Moron is widely used today in the sense “a foolish or stupid person.” The word came into use in the beginning of the 20th century, and initially was employed as a technical designation meaning “a person affected with mild intellectual disability” (as were words such as idiot and imbecile). This sense (and for some people all senses) of moron is now considered offensive.

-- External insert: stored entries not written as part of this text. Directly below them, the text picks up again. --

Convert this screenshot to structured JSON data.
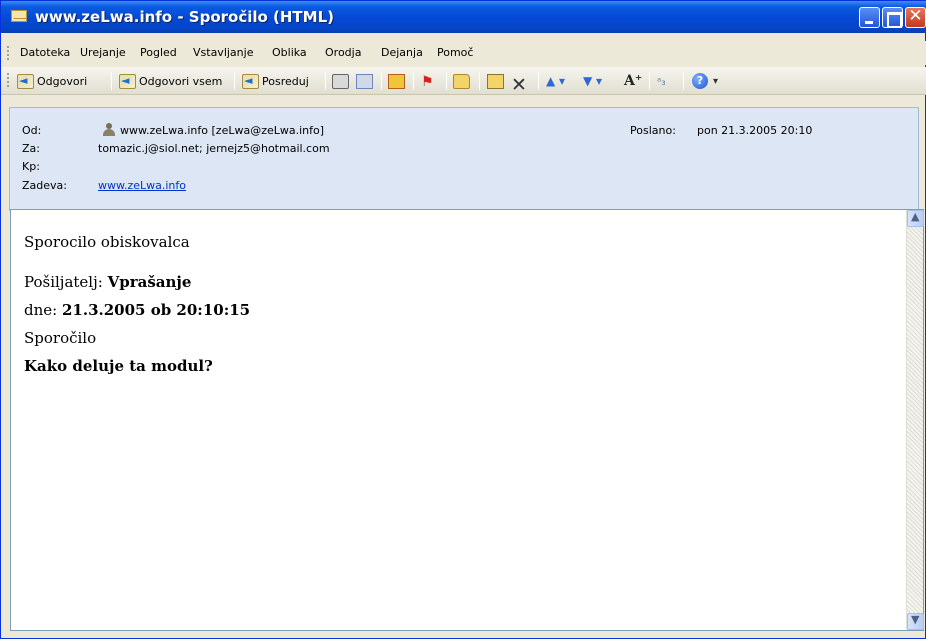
{
  "window": {
    "title": "www.zeLwa.info  - Sporočilo (HTML)"
  },
  "menu": {
    "items": [
      "Datoteka",
      "Urejanje",
      "Pogled",
      "Vstavljanje",
      "Oblika",
      "Orodja",
      "Dejanja",
      "Pomoč"
    ]
  },
  "toolbar": {
    "reply": "Odgovori",
    "reply_all": "Odgovori vsem",
    "forward": "Posreduj"
  },
  "header": {
    "from_label": "Od:",
    "from_value": "www.zeLwa.info [zeLwa@zeLwa.info]",
    "to_label": "Za:",
    "to_value": "tomazic.j@siol.net; jernejz5@hotmail.com",
    "cc_label": "Kp:",
    "cc_value": "",
    "subject_label": "Zadeva:",
    "subject_value": "www.zeLwa.info",
    "sent_label": "Poslano:",
    "sent_value": "pon 21.3.2005 20:10"
  },
  "body": {
    "greeting": "Sporocilo obiskovalca",
    "sender_label": "Pošiljatelj: ",
    "sender_value": "Vprašanje",
    "date_label": "dne: ",
    "date_value": "21.3.2005 ob 20:10:15",
    "message_label": "Sporočilo",
    "message_value": "Kako deluje ta modul?"
  },
  "colors": {
    "titlebar": "#0548d4",
    "header_bg": "#dde6f4",
    "link": "#0033cc"
  }
}
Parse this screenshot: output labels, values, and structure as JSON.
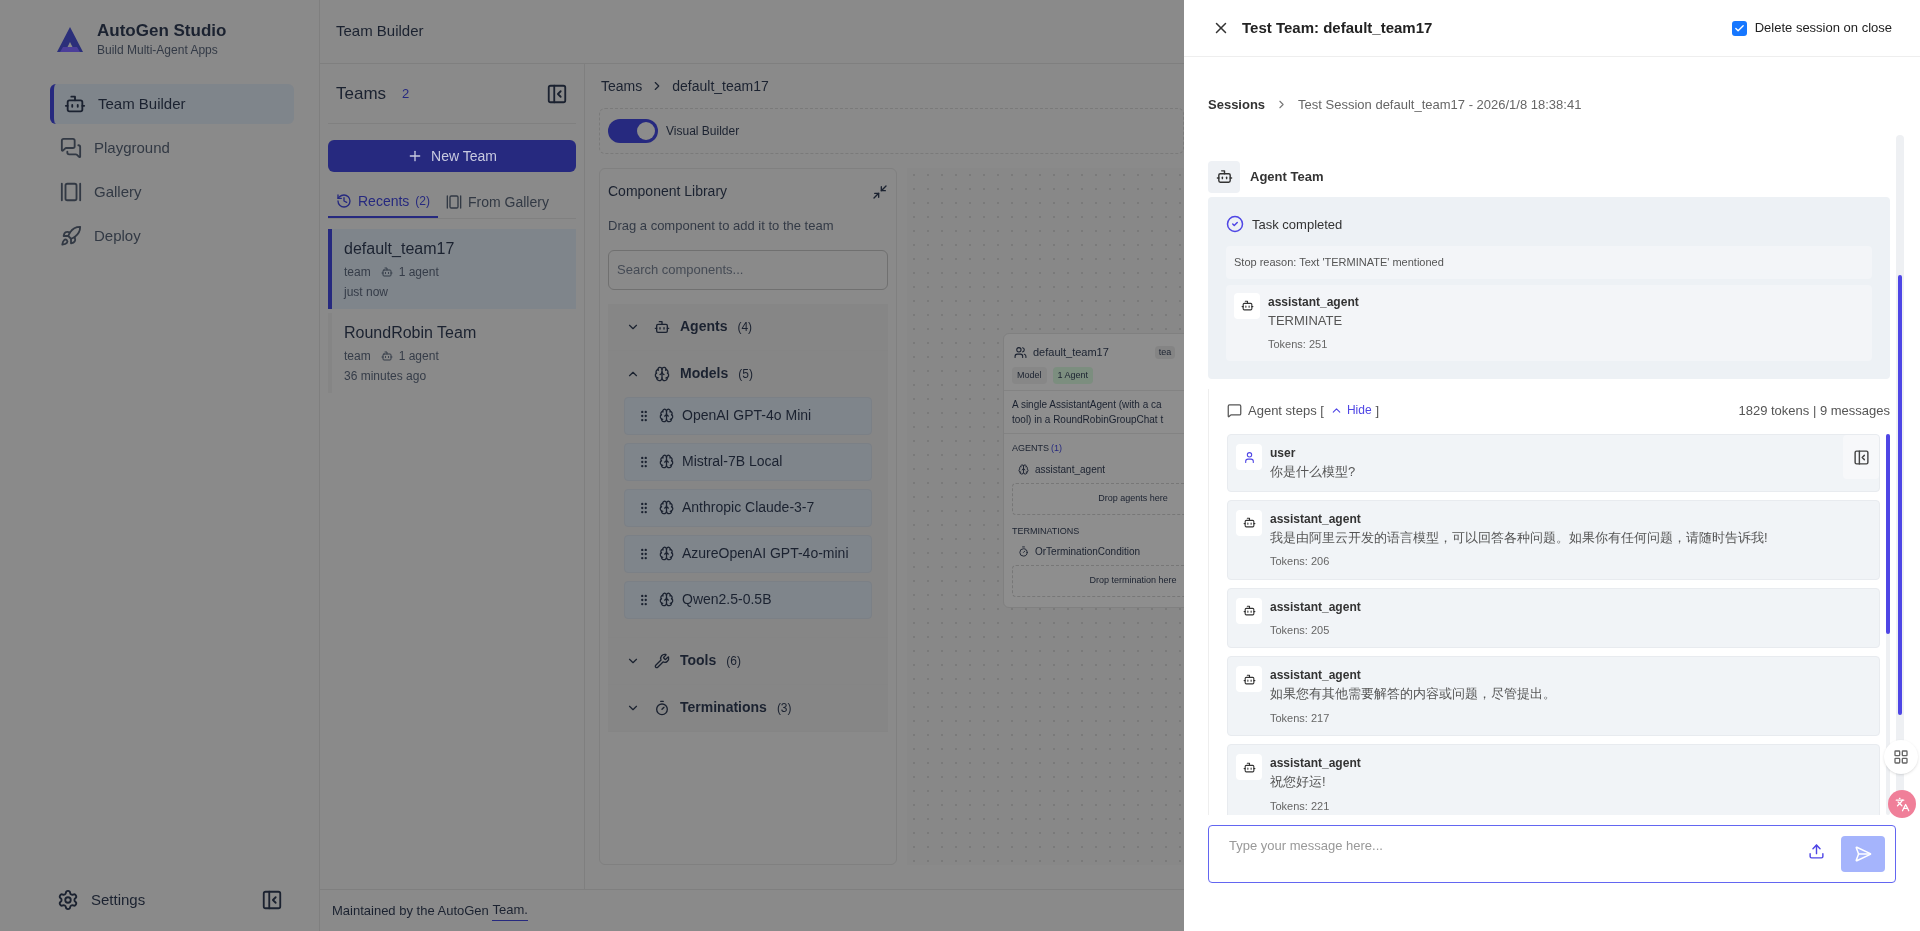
{
  "app": {
    "title": "AutoGen Studio",
    "subtitle": "Build Multi-Agent Apps"
  },
  "nav": [
    {
      "label": "Team Builder",
      "selected": true
    },
    {
      "label": "Playground",
      "selected": false
    },
    {
      "label": "Gallery",
      "selected": false
    },
    {
      "label": "Deploy",
      "selected": false
    }
  ],
  "settings": "Settings",
  "header": "Team Builder",
  "teams_panel": {
    "title": "Teams",
    "count": "2",
    "new_button": "New Team",
    "tabs": [
      {
        "label": "Recents",
        "count": "(2)",
        "selected": true
      },
      {
        "label": "From Gallery",
        "selected": false
      }
    ],
    "teams": [
      {
        "name": "default_team17",
        "type": "team",
        "agents": "1 agent",
        "time": "just now",
        "selected": true
      },
      {
        "name": "RoundRobin Team",
        "type": "team",
        "agents": "1 agent",
        "time": "36 minutes ago",
        "selected": false
      }
    ]
  },
  "breadcrumb": [
    "Teams",
    "default_team17"
  ],
  "toggle": {
    "label": "Visual Builder",
    "on": true
  },
  "library": {
    "title": "Component Library",
    "hint": "Drag a component to add it to the team",
    "search_placeholder": "Search components...",
    "sections": [
      {
        "label": "Agents",
        "count": "(4)",
        "expanded": false
      },
      {
        "label": "Models",
        "count": "(5)",
        "expanded": true,
        "items": [
          "OpenAI GPT-4o Mini",
          "Mistral-7B Local",
          "Anthropic Claude-3-7",
          "AzureOpenAI GPT-4o-mini",
          "Qwen2.5-0.5B"
        ]
      },
      {
        "label": "Tools",
        "count": "(6)",
        "expanded": false
      },
      {
        "label": "Terminations",
        "count": "(3)",
        "expanded": false
      }
    ]
  },
  "canvas_card": {
    "title": "default_team17",
    "badge": "tea",
    "tags": [
      "Model",
      "1 Agent"
    ],
    "description": [
      "A single AssistantAgent (with a ca",
      "tool) in a RoundRobinGroupChat t"
    ],
    "agents_label": "AGENTS",
    "agents_count": "(1)",
    "agent": "assistant_agent",
    "agents_drop": "Drop agents here",
    "terminations_label": "TERMINATIONS",
    "termination": "OrTerminationCondition",
    "terminations_drop": "Drop termination here"
  },
  "footer": {
    "text": "Maintained by the AutoGen ",
    "link": "Team."
  },
  "drawer": {
    "title": "Test Team: default_team17",
    "delete_on_close": {
      "label": "Delete session on close",
      "checked": true
    },
    "breadcrumb": [
      "Sessions",
      "Test Session default_team17 - 2026/1/8 18:38:41"
    ],
    "team_label": "Agent Team",
    "status": "Task completed",
    "stop_reason": "Stop reason: Text 'TERMINATE' mentioned",
    "final": {
      "name": "assistant_agent",
      "text": "TERMINATE",
      "tokens": "Tokens: 251"
    },
    "steps": {
      "label": "Agent steps [",
      "toggle": "Hide",
      "close": "]",
      "summary": "1829 tokens | 9 messages",
      "expanded": true
    },
    "messages": [
      {
        "kind": "user",
        "name": "user",
        "text": "你是什么模型?"
      },
      {
        "kind": "agent",
        "name": "assistant_agent",
        "text": "我是由阿里云开发的语言模型，可以回答各种问题。如果你有任何问题，请随时告诉我!",
        "tokens": "Tokens: 206"
      },
      {
        "kind": "agent",
        "name": "assistant_agent",
        "tokens": "Tokens: 205"
      },
      {
        "kind": "agent",
        "name": "assistant_agent",
        "text": "如果您有其他需要解答的内容或问题，尽管提出。",
        "tokens": "Tokens: 217"
      },
      {
        "kind": "agent",
        "name": "assistant_agent",
        "text": "祝您好运!",
        "tokens": "Tokens: 221"
      }
    ],
    "input_placeholder": "Type your message here..."
  }
}
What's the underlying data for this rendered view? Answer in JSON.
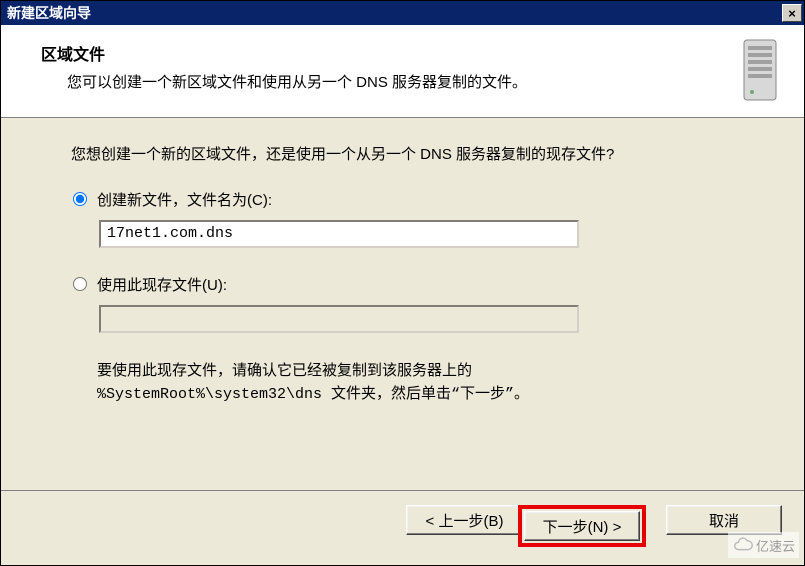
{
  "titlebar": {
    "title": "新建区域向导",
    "close_label": "×"
  },
  "header": {
    "title": "区域文件",
    "description": "您可以创建一个新区域文件和使用从另一个 DNS 服务器复制的文件。"
  },
  "content": {
    "question": "您想创建一个新的区域文件，还是使用一个从另一个 DNS 服务器复制的现存文件?",
    "radio_create_label": "创建新文件，文件名为(C):",
    "create_value": "17net1.com.dns",
    "radio_existing_label": "使用此现存文件(U):",
    "existing_value": "",
    "note_line1": "要使用此现存文件，请确认它已经被复制到该服务器上的",
    "note_line2": "%SystemRoot%\\system32\\dns 文件夹，然后单击“下一步”。"
  },
  "footer": {
    "back_label": "< 上一步(B)",
    "next_label": "下一步(N) >",
    "cancel_label": "取消"
  },
  "watermark": {
    "text": "亿速云"
  }
}
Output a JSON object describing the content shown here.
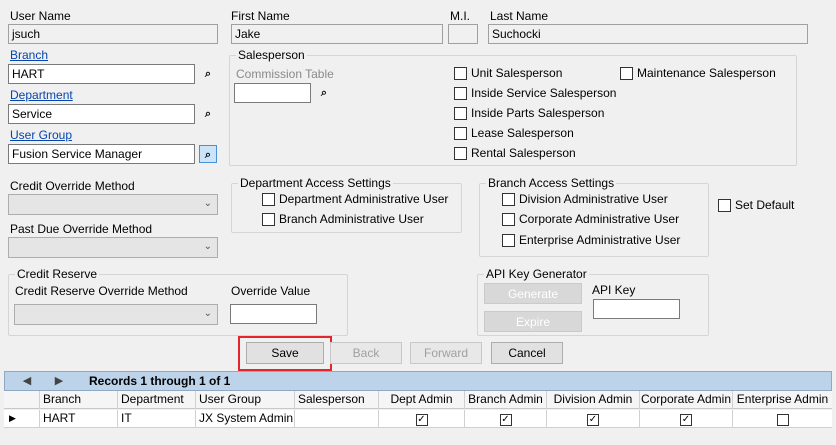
{
  "user": {
    "username_label": "User Name",
    "username_value": "jsuch",
    "first_label": "First Name",
    "first_value": "Jake",
    "mi_label": "M.I.",
    "mi_value": "",
    "last_label": "Last Name",
    "last_value": "Suchocki"
  },
  "branch": {
    "label": "Branch",
    "value": "HART"
  },
  "department": {
    "label": "Department",
    "value": "Service"
  },
  "user_group": {
    "label": "User Group",
    "value": "Fusion Service Manager"
  },
  "icons": {
    "lookup": "binoculars-icon"
  },
  "salesperson": {
    "title": "Salesperson",
    "commission_label": "Commission Table",
    "commission_value": "",
    "checks": [
      {
        "label": "Unit Salesperson",
        "checked": false
      },
      {
        "label": "Inside Service Salesperson",
        "checked": false
      },
      {
        "label": "Inside Parts Salesperson",
        "checked": false
      },
      {
        "label": "Lease Salesperson",
        "checked": false
      },
      {
        "label": "Rental Salesperson",
        "checked": false
      },
      {
        "label": "Maintenance Salesperson",
        "checked": false
      }
    ]
  },
  "credit": {
    "override_label": "Credit Override Method",
    "override_value": "",
    "pastdue_label": "Past Due Override Method",
    "pastdue_value": ""
  },
  "dept_access": {
    "title": "Department Access Settings",
    "checks": [
      {
        "label": "Department Administrative User",
        "checked": false
      },
      {
        "label": "Branch Administrative User",
        "checked": false
      }
    ]
  },
  "branch_access": {
    "title": "Branch Access Settings",
    "checks": [
      {
        "label": "Division Administrative User",
        "checked": false
      },
      {
        "label": "Corporate Administrative User",
        "checked": false
      },
      {
        "label": "Enterprise Administrative User",
        "checked": false
      }
    ]
  },
  "set_default": {
    "label": "Set Default",
    "checked": false
  },
  "credit_reserve": {
    "title": "Credit Reserve",
    "method_label": "Credit Reserve Override Method",
    "method_value": "",
    "value_label": "Override Value",
    "value_value": ""
  },
  "api": {
    "title": "API Key Generator",
    "generate": "Generate",
    "expire": "Expire",
    "key_label": "API Key",
    "key_value": ""
  },
  "actions": {
    "save": "Save",
    "back": "Back",
    "forward": "Forward",
    "cancel": "Cancel"
  },
  "grid": {
    "records_text": "Records 1 through 1 of 1",
    "columns": [
      "Branch",
      "Department",
      "User Group",
      "Salesperson",
      "Dept Admin",
      "Branch Admin",
      "Division Admin",
      "Corporate Admin",
      "Enterprise Admin"
    ],
    "row": {
      "branch": "HART",
      "department": "IT",
      "user_group": "JX System Admin",
      "salesperson": "",
      "dept_admin": true,
      "branch_admin": true,
      "division_admin": true,
      "corporate_admin": true,
      "enterprise_admin": false
    },
    "check_glyph": "✓"
  }
}
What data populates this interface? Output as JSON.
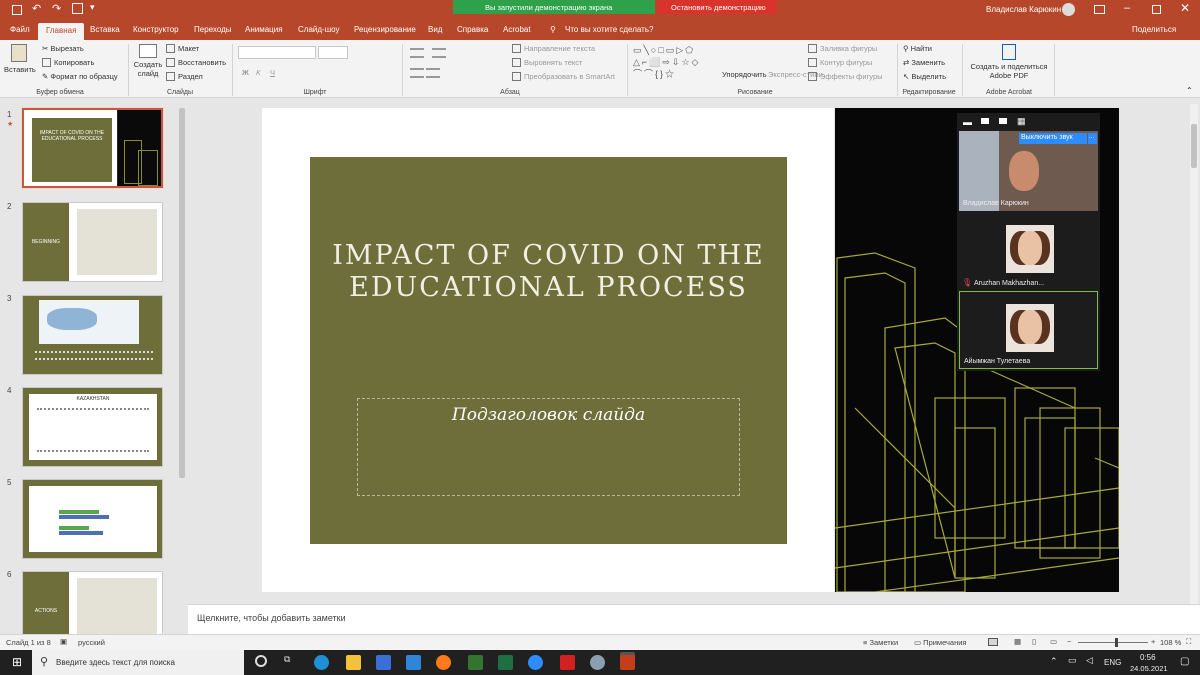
{
  "window": {
    "user": "Владислав Карюкин",
    "share_notice": "Вы запустили демонстрацию экрана",
    "stop_share": "Остановить демонстрацию",
    "share_btn": "Поделиться"
  },
  "tabs": [
    "Файл",
    "Главная",
    "Вставка",
    "Конструктор",
    "Переходы",
    "Анимация",
    "Слайд-шоу",
    "Рецензирование",
    "Вид",
    "Справка",
    "Acrobat"
  ],
  "tell_me": "Что вы хотите сделать?",
  "ribbon": {
    "paste": "Вставить",
    "cut": "Вырезать",
    "copy": "Копировать",
    "format_painter": "Формат по образцу",
    "clipboard": "Буфер обмена",
    "new_slide": "Создать слайд",
    "layout": "Макет",
    "reset": "Восстановить",
    "section": "Раздел",
    "slides": "Слайды",
    "font": "Шрифт",
    "paragraph": "Абзац",
    "text_direction": "Направление текста",
    "align_text": "Выровнять текст",
    "smartart": "Преобразовать в SmartArt",
    "arrange": "Упорядочить",
    "quick_styles": "Экспресс-стили",
    "fill": "Заливка фигуры",
    "outline": "Контур фигуры",
    "effects": "Эффекты фигуры",
    "drawing": "Рисование",
    "find": "Найти",
    "replace": "Заменить",
    "select": "Выделить",
    "editing": "Редактирование",
    "adobe_create": "Создать и поделиться Adobe PDF",
    "adobe": "Adobe Acrobat",
    "font_bold": "Ж",
    "font_italic": "К",
    "font_underline": "Ч"
  },
  "slide_numbers": [
    "1",
    "2",
    "3",
    "4",
    "5",
    "6"
  ],
  "thumbs": {
    "t1": "IMPACT OF COVID ON THE EDUCATIONAL PROCESS",
    "t2": "BEGINNING",
    "t4": "KAZAKHSTAN",
    "t6": "ACTIONS"
  },
  "slide": {
    "title": "IMPACT OF COVID ON THE EDUCATIONAL PROCESS",
    "subtitle": "Подзаголовок слайда"
  },
  "zoom": {
    "mute": "Выключить звук",
    "p1": "Владислав Карюкин",
    "p2": "Aruzhan Makhazhan...",
    "p3": "Айымжан Тулетаева"
  },
  "notes": "Щелкните, чтобы добавить заметки",
  "status": {
    "slide": "Слайд 1 из 8",
    "lang": "русский",
    "notes": "Заметки",
    "comments": "Примечания",
    "zoom": "108 %"
  },
  "taskbar": {
    "search": "Введите здесь текст для поиска",
    "lang": "ENG",
    "time": "0:56",
    "date": "24.05.2021"
  }
}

The word comes from the Greek mōros, “foolish, stupid,” a root shared by words such as sophomore and morosoph.


Impartial spiked in lookups last week, the first time this word has done so in two weeks.

An Indiana lawmaker is apologizing for saying teachers should exercise impartiality when teaching about Nazism or fascism.
— Claudia Dominguez and Joe Sutton, CNN, 11 Jan. 2022

If you need information on impartial here are some things we can tell you: It means “not partial or biased : treating or affecting all equally.” Impartial can be used in a variety of settings, such as how one goes about judging a boxing match, or who should win a pie-eating contest. You do not have to be impartial about Nazis.

Our Antedating of the Week

Our antedating of the week is rap sheet, defined as “a police arrest record especially for an individual.” Our earliest known use had previously come in 1960, but recent findings show that people have had rap sheets as far back as the early 1930s.

When printed and mugged Saturday by Emil Steffen, Cobb confided in the officers that he had done nothing and had never been in trouble before. His mention of “rap sheet” and similar items, however, showed familiarity with the argot of crime.